VPOST3200 - Law: legal background
EU law provided a mandatory exemption from VAT for supplies of postal services made by the public postal services. Since the introduction of VAT in the UK in 1973, UK law has limited the exemption to supplies made by Royal Mail Holdings plc (formerly the ‘Post Office Company’), as the public postal services in the UK, designated with responsibility for the delivery of the ‘public interest’ postal service. All other postal operators have been required to charge VAT at the standard rate on their postal services - both before and after full liberalisation of the postal sector in the UK on 1 January 2006.
Following a legal challenge to the scope of the exemption in the UK, the European Court of Justice (ECJ) in the case of TNT Post UK Ltd (Case C-357/07) confirmed that Royal Mail, as the operator providing the public postal service, is the only postal body in the UK eligible to exempt postal services from VAT. However, it has also ruled that exemption only applies to the public postal services (that is, Royal Mail) acting as such and does not apply to supplies made by Royal Mail for which the terms have been individually negotiated (see VPOST4150).
As a result, some postal services supplied by Royal Mail - those which are individually negotiated or not subject to any price and regulatory control - and which had been treated as exempt became liable to VAT at the standard rate. These changes came into effect on 31 January 2011.

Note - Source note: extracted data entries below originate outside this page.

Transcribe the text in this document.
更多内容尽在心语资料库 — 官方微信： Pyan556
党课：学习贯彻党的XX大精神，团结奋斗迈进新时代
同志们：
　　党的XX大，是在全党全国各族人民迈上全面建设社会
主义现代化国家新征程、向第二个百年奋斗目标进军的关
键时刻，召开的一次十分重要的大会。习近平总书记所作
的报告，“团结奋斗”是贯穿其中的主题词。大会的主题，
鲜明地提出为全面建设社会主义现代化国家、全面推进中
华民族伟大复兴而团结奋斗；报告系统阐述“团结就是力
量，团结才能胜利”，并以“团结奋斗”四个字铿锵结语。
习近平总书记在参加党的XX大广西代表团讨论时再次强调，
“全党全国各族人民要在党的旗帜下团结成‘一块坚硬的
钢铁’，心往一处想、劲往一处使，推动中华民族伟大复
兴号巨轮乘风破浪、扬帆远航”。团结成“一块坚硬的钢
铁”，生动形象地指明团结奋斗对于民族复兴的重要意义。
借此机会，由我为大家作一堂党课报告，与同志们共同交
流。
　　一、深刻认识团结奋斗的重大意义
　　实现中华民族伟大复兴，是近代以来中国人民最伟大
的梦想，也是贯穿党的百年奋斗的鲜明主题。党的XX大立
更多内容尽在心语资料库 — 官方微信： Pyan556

A further amendment to the legislation took effect on 1 October 2011, as a result of Article 28 of the Postal Services Act 2011 (Consequential Modifications and Amendments) Order 2011 (SI 2011/2085). This was to maintain the existing VAT treatment following the implementation of the Postal Services Act 2011 (see VPOST3500), which saw the licensing regime replaced by a general authorisation regime.